After I shared my poem the other day, I had a little freak-out, thinking was it too intense? too dark? People will think I’m disturbed! Apparently Rupi Kaur thinks these same things, although my poems get 7 likes and hers get 23523525262. K maybe not that exact number but something like that! But immediately I got a couple great messages – from my cousin Vanisha who said it came at just the right moment in the middle of a debate (oh the poor men that had to listen to it be read out loud), and from my friend Cindy who agreed that we should be screaming from the rooftops. And Shashi Mama (uncle) who said:
Mita you are amazing young lady. No one can control your spirit, your determination, your self esteem. These are all misguided individuals who are not comfortable in their own skin and are weak people. Our resolve will eventually prevail and this world will be a better place for all of you and generations of women to come. Meanwhile let’s keep fighting.
Amen to that!
It’s been over a year since Gosia left, and somehow writing it still doesn’t make it real, but maybe reading it later on will. Jasmine and I had a toast for her on the 1-year anniversary, at a cute Italian restaurant on King West. The wine was good and the spaghetti was comforting (it was the kind that would prompt my mom to say: “we could make this at home”). But it wouldn’t be the same.
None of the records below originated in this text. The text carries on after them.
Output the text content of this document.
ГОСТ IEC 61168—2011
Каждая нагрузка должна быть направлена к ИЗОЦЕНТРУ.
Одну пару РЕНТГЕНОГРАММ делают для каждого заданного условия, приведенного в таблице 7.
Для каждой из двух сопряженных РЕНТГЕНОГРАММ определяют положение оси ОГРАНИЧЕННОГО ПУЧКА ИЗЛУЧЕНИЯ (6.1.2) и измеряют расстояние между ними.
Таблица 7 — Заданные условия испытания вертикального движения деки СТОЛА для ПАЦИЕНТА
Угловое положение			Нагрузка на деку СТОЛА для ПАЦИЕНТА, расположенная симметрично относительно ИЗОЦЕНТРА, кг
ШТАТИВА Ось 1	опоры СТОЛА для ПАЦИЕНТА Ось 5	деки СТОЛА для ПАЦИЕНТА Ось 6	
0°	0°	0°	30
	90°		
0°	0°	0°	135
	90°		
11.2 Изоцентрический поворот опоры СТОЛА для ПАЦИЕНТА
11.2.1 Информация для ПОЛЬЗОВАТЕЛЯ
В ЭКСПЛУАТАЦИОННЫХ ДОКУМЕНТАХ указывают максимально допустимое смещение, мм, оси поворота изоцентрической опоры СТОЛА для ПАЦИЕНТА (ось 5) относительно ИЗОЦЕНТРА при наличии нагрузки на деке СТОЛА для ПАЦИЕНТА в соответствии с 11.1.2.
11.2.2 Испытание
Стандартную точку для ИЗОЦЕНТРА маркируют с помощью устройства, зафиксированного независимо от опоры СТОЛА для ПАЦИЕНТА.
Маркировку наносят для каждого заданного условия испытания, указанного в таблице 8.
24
Gosia’s presence is felt wherever there is beauty, joy, and the finer things in life… but now I’m realizing more about her. That she wasn’t afraid to look at things that were ugly. Whether it was donating her art to support a documentary about Phoolan Devi, the bandit queen of India, joining me for One Billion Rising, or facing her ex-husband in court, she would still rise each day and find the magic in it. There was nothing regular about her, but she was one of the regulars everywhere she went because she became part of every scene. So this toast is for her.